Hartmann’s Rolla facility produces moulded-fibre egg cartons. Image: courtesy of FreeImages.com/sanja gjenero.
Hartmann’s first investment in the US, the egg packaging facility is located in Hy-point Industrial park in Rolla, Missouri, US. Image: courtesy of Arkyan.
The new facility produces egg cartons out of recycled news paper.

Danish manufacturer Brodrene Hartmann expanded its packaging operations into the US Midwest, by building its first egg packaging production facility in Rolla, Missouri. The company operates under the name Hartmann US in the American market.

The investment for the project was in line with the company’s ‘Unpacking Our Potential’ strategy, which focused on achieving growth and efficiency by 2017.

The expansion provided additional production capacity to the company and increased its distribution efficiencies.

The existing egg carton plant became operational in early 2017, while the company started hiring in mid-2016 and created 50 new jobs.

Brodrene Hartmann closely worked with state and local authorities, which supported the investment with a number of tax benefits. The Rolla Regional Economic Commission (RREC) played a key role in attracting the investment to the region.

Background of Missouri egg carton facility

Brodrene Hartmann served the North American market with its Brantford production facility in Ontario, Canada. The facility witnessed increased capacity utilisation in the recent years, which contributed significantly to the company’s growth and profitability.

To continue the positive development, the company planned to expand its operations into the US market with the new facility. With presence in both Canada and the US, the company aims to gain a major market share and lay a strong foundation for business expansion.
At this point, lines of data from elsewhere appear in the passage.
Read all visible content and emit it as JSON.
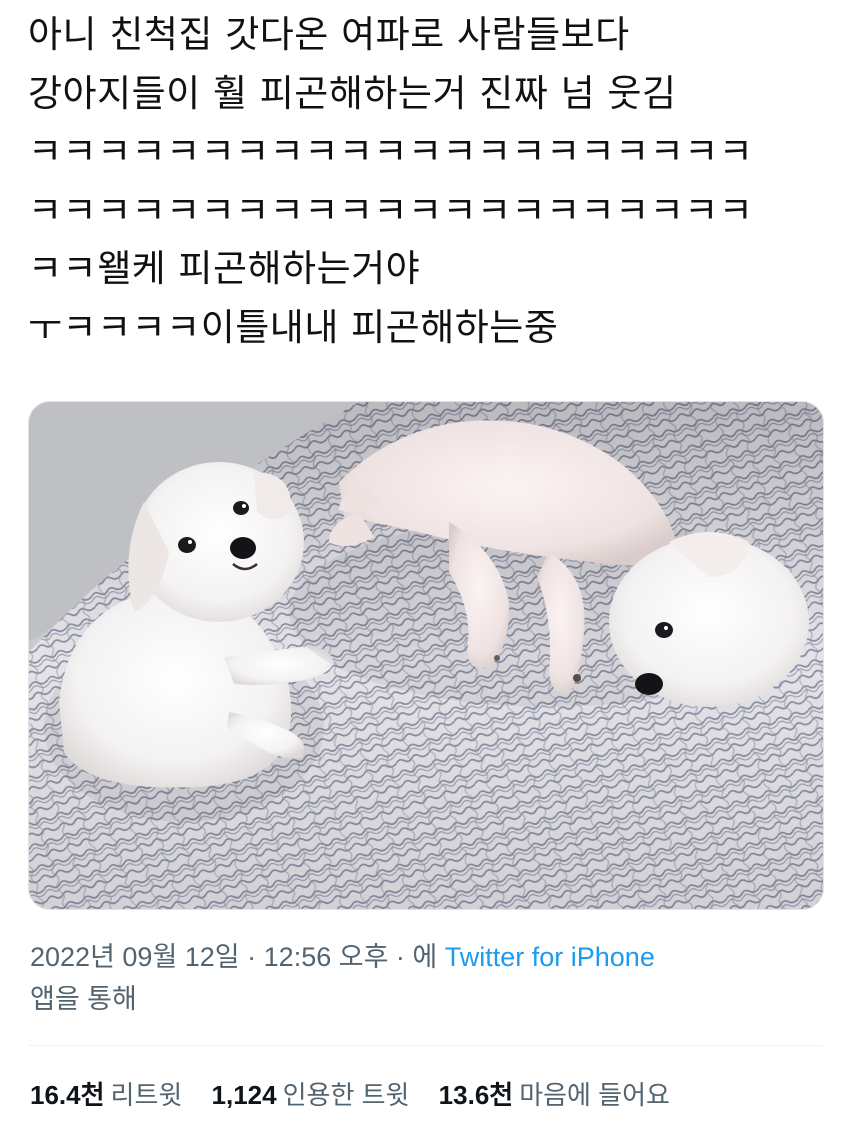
{
  "tweet": {
    "lines": [
      "아니 친척집 갓다온 여파로 사람들보다",
      "강아지들이 훨 피곤해하는거 진짜 넘 웃김",
      "ㅋㅋㅋㅋㅋㅋㅋㅋㅋㅋㅋㅋㅋㅋㅋㅋㅋㅋㅋㅋㅋ",
      "ㅋㅋㅋㅋㅋㅋㅋㅋㅋㅋㅋㅋㅋㅋㅋㅋㅋㅋㅋㅋㅋ",
      "ㅋㅋ왤케 피곤해하는거야",
      "ㅜㅋㅋㅋㅋ이틀내내 피곤해하는중"
    ]
  },
  "meta": {
    "date": "2022년 09월 12일",
    "sep1": " · ",
    "time": "12:56 오후",
    "sep2": " · ",
    "via_prefix": "에 ",
    "source": "Twitter for iPhone",
    "via_suffix": "앱을 통해"
  },
  "stats": {
    "retweets": {
      "count": "16.4천",
      "label": "리트윗"
    },
    "quotes": {
      "count": "1,124",
      "label": "인용한 트윗"
    },
    "likes": {
      "count": "13.6천",
      "label": "마음에 들어요"
    }
  },
  "colors": {
    "text": "#0f1419",
    "secondary": "#536471",
    "link": "#1d9bf0",
    "divider": "#eff3f4"
  }
}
Location of Brodrene Hartmann’s Midwest egg carton production site

The State of Missouri, the Missouri Partnership, and the City of Rolla assisted Brodrene Hartmann in choosing a strategic location for its first investment in the US. The plant is located in Hy-Point Industrial Park, which is one of the three industrial sites in Rolla, Missouri.
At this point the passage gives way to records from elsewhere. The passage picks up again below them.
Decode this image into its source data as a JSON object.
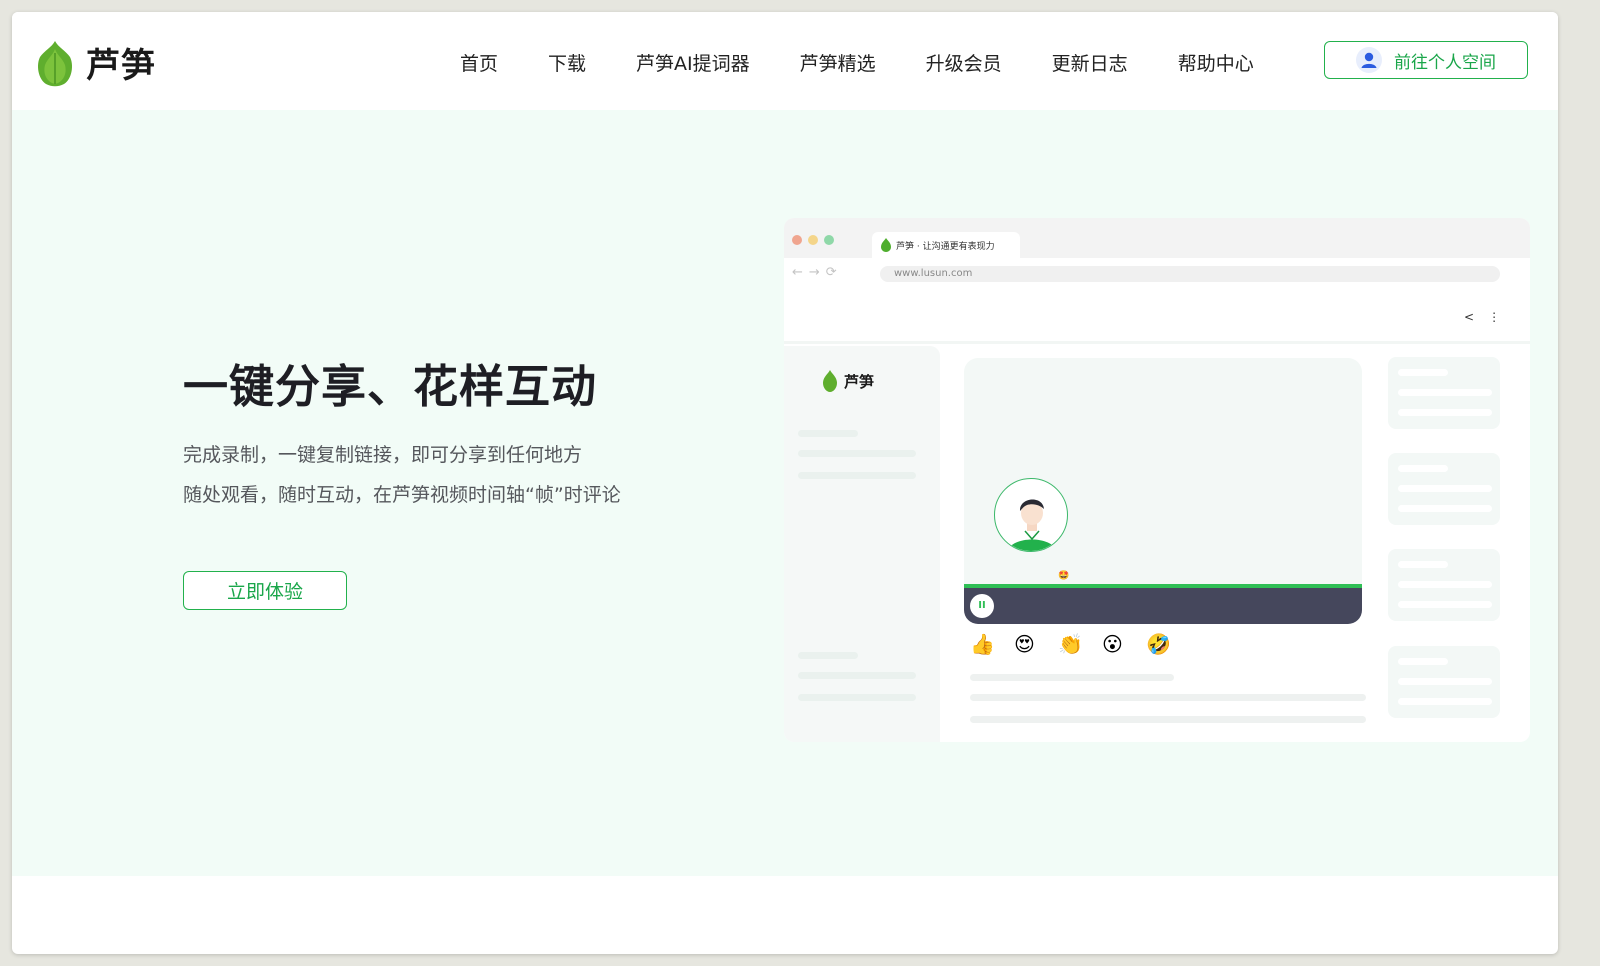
{
  "brand": {
    "name": "芦笋",
    "accent": "#22b14c",
    "logo_icon": "leaf-logo-icon"
  },
  "nav": {
    "items": [
      "首页",
      "下载",
      "芦笋AI提词器",
      "芦笋精选",
      "升级会员",
      "更新日志",
      "帮助中心"
    ],
    "personal_space": "前往个人空间",
    "personal_space_icon": "user-icon"
  },
  "hero": {
    "title": "一键分享、花样互动",
    "lines": [
      "完成录制，一键复制链接，即可分享到任何地方",
      "随处观看，随时互动，在芦笋视频时间轴“帧”时评论"
    ],
    "cta": "立即体验",
    "background": "#f2fcf7"
  },
  "mockup": {
    "tab_title": "芦笋 · 让沟通更有表现力",
    "url": "www.lusun.com",
    "sidebar_brand": "芦笋",
    "reactions": [
      "👍",
      "😍",
      "👏",
      "😮",
      "🤣"
    ],
    "pause_icon": "pause-icon",
    "share_icon": "share-icon",
    "more_icon": "more-vertical-icon"
  }
}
Missouri was chosen out of the five competing Midwest states due to its strengths in advanced manufacturing, competitive business environment and the availability of regional manufacturing workforce.

The location also provides better transportation access to customers across the country from the I-44 corridor and the intermodal rail connections in St Louis and Kansas City.
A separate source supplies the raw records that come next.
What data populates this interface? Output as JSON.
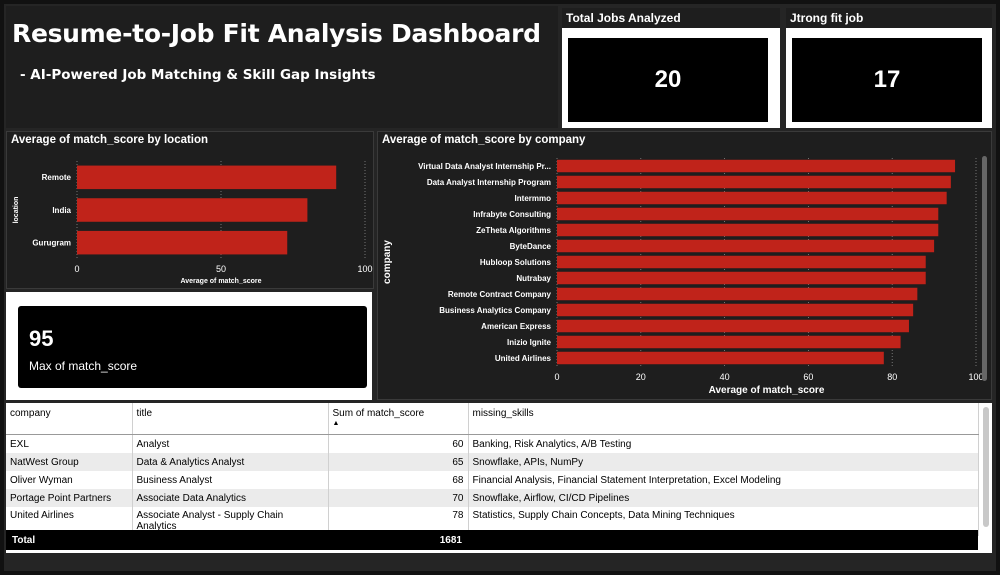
{
  "header": {
    "title": "Resume-to-Job Fit Analysis Dashboard",
    "subtitle": "- AI-Powered Job Matching & Skill Gap Insights"
  },
  "kpis": {
    "total_jobs": {
      "label": "Total Jobs Analyzed",
      "value": "20"
    },
    "strong_fit": {
      "label": "Jtrong fit job",
      "value": "17"
    },
    "max_score": {
      "value": "95",
      "label": "Max of match_score"
    }
  },
  "chart_data": [
    {
      "type": "bar",
      "orientation": "horizontal",
      "title": "Average of match_score by location",
      "xlabel": "Average of match_score",
      "ylabel": "location",
      "categories": [
        "Remote",
        "India",
        "Gurugram"
      ],
      "values": [
        90,
        80,
        73
      ],
      "xlim": [
        0,
        100
      ],
      "xticks": [
        "0",
        "50",
        "100"
      ],
      "color": "#c0231a",
      "grid": true
    },
    {
      "type": "bar",
      "orientation": "horizontal",
      "title": "Average of match_score by company",
      "xlabel": "Average of match_score",
      "ylabel": "company",
      "categories": [
        "Virtual Data Analyst Internship Pr...",
        "Data Analyst Internship Program",
        "Intermmo",
        "Infrabyte Consulting",
        "ZeTheta Algorithms",
        "ByteDance",
        "Hubloop Solutions",
        "Nutrabay",
        "Remote Contract Company",
        "Business Analytics Company",
        "American Express",
        "Inizio Ignite",
        "United Airlines"
      ],
      "values": [
        95,
        94,
        93,
        91,
        91,
        90,
        88,
        88,
        86,
        85,
        84,
        82,
        78
      ],
      "xlim": [
        0,
        100
      ],
      "xticks": [
        "0",
        "20",
        "40",
        "60",
        "80",
        "100"
      ],
      "color": "#c0231a",
      "grid": true
    }
  ],
  "table": {
    "columns": [
      "company",
      "title",
      "Sum of match_score",
      "missing_skills"
    ],
    "rows": [
      [
        "EXL",
        "Analyst",
        "60",
        "Banking, Risk Analytics, A/B Testing"
      ],
      [
        "NatWest Group",
        "Data & Analytics Analyst",
        "65",
        "Snowflake, APIs, NumPy"
      ],
      [
        "Oliver Wyman",
        "Business Analyst",
        "68",
        "Financial Analysis, Financial Statement Interpretation, Excel Modeling"
      ],
      [
        "Portage Point Partners",
        "Associate Data Analytics",
        "70",
        "Snowflake, Airflow, CI/CD Pipelines"
      ],
      [
        "United Airlines",
        "Associate Analyst - Supply Chain Analytics",
        "78",
        "Statistics, Supply Chain Concepts, Data Mining Techniques"
      ]
    ],
    "total_label": "Total",
    "total_value": "1681"
  }
}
Production details of Hartmann’s Rolla packaging plant

The packaging plant is located in an existing 334,000ft² facility, which was retrofitted to produce the company’s egg cartons. It manufactures moulded-fibre egg cartons from recycled newspaper sourced from the Midwest and distributed nationally.

The egg cartons are made from eco-friendly raw material and complement the eggs as natural products.

Investment and financing details

“The carton-producer invested $30m in the Rolla facility and plans to double the investment in the next six years.”

The carton-producer invested $30m in the Rolla facility and plans to double the investment in the next six years. The investment will contribute to the company’s long-term financial goals of increasing its revenue.

The strategic economic incentive packages offered by the Missouri Department of Economic Development, Phelps County, the City of Rolla and Rolla Municipal Utilities will be released based on the job creation and power usage criteria.

Sustainability of moulded-fibre packaging

All the products produced by Hartmann are based on recycled paper, which is a renewable, CO2-neutral and biodegradable resource.

The moulded-fibre packaging made of recycled newspaper represents a highly efficient use of a renewable resource that would otherwise be disposed. The packaging can be reused, recycled and composted, all of which are sustainable ways of disposal.

Egg trays made of moulded-fibre can be reused for five to ten times before returning them to fibre production. The combination of reuse and reprocessing, known as double-loop, is not common, even among paper products.